Mac dévisagea Vendredanche, qui se tenait allongé, appuyé sur ses coudes, et le dévisageait aussi, parce qu'il le dévisageait, et que ça devenait gênant de dévisager n'importe qui pour n'importe quoi.
« Tu as oublié le quatrième » fit obligeamment remarquer Mac après une minute.
Vendredanche tressaillit comme s'il l'avait griffé.
« On...évite d'en parler » fit Sonja. « C'est dérangeant.

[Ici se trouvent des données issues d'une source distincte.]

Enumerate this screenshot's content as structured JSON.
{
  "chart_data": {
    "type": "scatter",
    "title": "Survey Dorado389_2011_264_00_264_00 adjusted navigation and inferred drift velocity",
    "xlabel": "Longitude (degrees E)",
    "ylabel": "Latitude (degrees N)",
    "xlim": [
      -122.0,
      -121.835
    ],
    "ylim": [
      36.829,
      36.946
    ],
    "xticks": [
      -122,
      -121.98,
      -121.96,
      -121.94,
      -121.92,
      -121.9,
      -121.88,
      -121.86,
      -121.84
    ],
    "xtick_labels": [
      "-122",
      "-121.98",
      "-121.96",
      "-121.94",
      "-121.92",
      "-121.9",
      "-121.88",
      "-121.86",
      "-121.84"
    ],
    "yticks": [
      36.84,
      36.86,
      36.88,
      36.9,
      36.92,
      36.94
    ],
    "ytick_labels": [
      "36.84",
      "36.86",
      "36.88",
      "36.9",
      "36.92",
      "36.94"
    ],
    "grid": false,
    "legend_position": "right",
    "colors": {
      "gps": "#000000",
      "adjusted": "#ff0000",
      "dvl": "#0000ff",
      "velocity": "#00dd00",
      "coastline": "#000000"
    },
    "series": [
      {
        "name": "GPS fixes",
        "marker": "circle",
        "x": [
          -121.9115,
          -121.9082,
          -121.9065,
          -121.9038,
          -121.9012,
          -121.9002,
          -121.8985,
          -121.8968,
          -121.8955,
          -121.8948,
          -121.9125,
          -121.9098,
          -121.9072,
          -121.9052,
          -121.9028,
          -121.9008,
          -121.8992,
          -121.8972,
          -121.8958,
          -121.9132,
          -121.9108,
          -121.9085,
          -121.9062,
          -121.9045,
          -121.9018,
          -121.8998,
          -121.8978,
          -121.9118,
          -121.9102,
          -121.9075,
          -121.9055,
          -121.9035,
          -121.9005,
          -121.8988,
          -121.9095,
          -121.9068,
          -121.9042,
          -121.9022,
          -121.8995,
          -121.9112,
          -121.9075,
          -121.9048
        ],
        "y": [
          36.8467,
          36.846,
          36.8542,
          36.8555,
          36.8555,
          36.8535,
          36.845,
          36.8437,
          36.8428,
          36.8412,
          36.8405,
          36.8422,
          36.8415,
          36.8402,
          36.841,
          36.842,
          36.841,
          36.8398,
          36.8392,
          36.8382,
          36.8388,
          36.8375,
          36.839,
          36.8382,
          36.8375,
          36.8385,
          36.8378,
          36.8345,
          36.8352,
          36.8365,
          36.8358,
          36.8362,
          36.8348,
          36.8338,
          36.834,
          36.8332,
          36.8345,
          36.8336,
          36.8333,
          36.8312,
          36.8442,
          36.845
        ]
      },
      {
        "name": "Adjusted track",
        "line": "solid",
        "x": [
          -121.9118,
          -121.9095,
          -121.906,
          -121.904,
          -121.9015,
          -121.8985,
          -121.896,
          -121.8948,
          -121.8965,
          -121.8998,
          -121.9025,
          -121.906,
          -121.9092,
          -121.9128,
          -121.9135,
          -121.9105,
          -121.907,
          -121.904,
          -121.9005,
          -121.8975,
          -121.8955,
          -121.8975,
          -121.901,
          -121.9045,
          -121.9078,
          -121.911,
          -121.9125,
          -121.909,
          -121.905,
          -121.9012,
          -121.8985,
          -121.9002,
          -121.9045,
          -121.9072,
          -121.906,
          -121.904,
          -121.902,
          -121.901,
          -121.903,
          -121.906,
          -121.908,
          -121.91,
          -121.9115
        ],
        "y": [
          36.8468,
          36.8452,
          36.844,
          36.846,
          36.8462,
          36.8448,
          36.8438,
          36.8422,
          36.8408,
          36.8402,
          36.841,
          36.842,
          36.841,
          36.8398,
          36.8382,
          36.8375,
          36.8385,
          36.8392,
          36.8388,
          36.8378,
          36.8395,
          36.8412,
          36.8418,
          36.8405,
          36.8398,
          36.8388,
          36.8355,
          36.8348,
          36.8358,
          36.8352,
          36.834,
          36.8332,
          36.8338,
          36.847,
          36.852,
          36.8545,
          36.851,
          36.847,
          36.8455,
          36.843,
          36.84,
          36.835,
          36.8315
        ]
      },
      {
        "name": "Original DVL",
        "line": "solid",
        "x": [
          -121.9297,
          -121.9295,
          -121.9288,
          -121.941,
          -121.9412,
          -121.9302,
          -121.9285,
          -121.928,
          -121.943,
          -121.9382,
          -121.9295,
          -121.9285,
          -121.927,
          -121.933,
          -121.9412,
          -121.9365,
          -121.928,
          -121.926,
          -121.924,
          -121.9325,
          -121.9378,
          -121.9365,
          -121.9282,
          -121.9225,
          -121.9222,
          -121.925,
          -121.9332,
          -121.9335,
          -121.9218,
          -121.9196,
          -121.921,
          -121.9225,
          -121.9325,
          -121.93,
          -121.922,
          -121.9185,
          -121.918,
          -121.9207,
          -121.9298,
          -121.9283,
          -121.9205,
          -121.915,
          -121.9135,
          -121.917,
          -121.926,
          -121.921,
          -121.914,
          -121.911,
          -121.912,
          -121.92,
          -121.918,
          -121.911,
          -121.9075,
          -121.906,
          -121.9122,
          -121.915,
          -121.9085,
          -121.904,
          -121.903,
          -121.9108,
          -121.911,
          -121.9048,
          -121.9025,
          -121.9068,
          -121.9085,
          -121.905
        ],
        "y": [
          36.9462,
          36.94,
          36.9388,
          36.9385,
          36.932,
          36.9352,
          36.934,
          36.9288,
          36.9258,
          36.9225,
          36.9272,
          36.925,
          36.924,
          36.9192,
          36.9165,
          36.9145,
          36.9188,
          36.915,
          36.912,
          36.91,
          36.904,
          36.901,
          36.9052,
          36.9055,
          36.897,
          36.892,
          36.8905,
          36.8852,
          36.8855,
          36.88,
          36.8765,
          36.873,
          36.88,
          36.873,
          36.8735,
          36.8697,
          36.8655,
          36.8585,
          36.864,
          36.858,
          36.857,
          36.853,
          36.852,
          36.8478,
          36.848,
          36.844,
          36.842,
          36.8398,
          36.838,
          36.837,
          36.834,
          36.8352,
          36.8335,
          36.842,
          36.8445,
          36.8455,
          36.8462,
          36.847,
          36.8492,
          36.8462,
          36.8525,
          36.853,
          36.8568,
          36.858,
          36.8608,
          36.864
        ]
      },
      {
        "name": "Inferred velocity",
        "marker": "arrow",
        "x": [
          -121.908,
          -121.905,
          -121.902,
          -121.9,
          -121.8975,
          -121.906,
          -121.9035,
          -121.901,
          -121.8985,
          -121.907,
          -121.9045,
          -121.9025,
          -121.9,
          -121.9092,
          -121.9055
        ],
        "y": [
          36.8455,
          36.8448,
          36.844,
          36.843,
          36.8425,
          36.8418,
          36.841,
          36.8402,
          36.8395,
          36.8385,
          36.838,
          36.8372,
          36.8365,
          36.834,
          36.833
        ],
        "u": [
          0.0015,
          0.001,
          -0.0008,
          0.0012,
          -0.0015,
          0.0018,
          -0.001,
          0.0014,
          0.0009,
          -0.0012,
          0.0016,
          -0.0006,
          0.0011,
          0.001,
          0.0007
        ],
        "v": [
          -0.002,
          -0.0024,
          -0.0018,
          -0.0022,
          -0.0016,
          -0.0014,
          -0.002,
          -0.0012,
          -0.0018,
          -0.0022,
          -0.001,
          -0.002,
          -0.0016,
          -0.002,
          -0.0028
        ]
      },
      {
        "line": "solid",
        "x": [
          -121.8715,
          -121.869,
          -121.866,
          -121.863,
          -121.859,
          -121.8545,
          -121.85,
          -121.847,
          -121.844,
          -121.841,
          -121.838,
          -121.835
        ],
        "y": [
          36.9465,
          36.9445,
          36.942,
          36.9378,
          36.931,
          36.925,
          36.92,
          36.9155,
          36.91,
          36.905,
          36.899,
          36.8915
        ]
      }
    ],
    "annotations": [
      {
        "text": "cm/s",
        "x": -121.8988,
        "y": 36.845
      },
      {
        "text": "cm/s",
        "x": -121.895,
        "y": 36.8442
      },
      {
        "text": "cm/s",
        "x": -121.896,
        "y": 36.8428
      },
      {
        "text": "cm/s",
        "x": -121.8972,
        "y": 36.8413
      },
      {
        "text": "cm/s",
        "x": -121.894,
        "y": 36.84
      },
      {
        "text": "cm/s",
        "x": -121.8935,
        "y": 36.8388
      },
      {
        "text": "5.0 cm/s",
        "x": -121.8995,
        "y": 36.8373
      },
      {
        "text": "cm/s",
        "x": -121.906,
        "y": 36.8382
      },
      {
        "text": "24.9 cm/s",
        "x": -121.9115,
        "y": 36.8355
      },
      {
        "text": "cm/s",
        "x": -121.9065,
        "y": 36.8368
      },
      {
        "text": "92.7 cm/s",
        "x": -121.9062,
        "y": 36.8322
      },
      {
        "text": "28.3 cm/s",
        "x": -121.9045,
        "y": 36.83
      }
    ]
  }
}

— Qu'est-ce qui est dérangeant ?
— Le quatrième.
— Et pourquoi ?
— Parce que tu continues précisément à insister très lourdement, » siffla Tango.
« Ils ont régressé » capitula Vendredanche, avec une mimique d'excuse. « Enfin, c'est ce qu'on pense. Peu de gens en sont revenus. Je crois qu'un baobab a poussé dans un pot à crayons.
— Et ils mordent fort » grimaça Sonja. « Les saletés.
— Qui ça ? Les baobabs ?
— Non, les types du quatrième » soupira Tango.
« Peu importe » fit Vendredanche. « Le fait est que, depuis la mort de Bleuchardon, les taupes — qui sont au cinquième et se targuent de diriger tous les étages — ont, plus ou moins, désigné Trompe comme leur nouveau chef. Et Trompe est loin d'être un enfant de chœur.
— C'est un névropathe, ouais » grommela Sonja.
« Ce que je ne comprends pas » lança Tango, « c'est pourquoi Bleuchardon a désigné un type comme Trompe à la tête de l'entreprise. Il nous aimait bien, le vieux. J'aurais cru qu'il trouverait quelqu'un d'autre. Ou du moins qu'il voie un peu au-delà du jeu de gentil toutou de l'autre déséquilibré. »
Vendredanche eut une mimique contrite et se racla la gorge. Tous les regards se tournèrent vers lui, interloqués.
« Justement, » lâcha-t-il à contrecœur d'une voix étranglée, « il se pourrait qu'il ne l'ait pas désigné.
— Hein ? » Tango eut un rire nerveux un peu flippant. « Ouais, sauf que Trompe règne en maître. Donc la probabilité que Bleuchardon ne l'ait pas confirmé comme son successeur est quasi nulle. »
Vendredanche toussota. « Il se pourrait que Trompe ait pris le pouvoir sans avoir été désigné, » lâcha-t-il mine de rien.
« Et Bleuchardon aurait désigné qui ? » railla Sonja. « Rafaíl ?
— Moi » grimaça Vendredanche.
Mac s'étrangla sur une rognure d'ongle.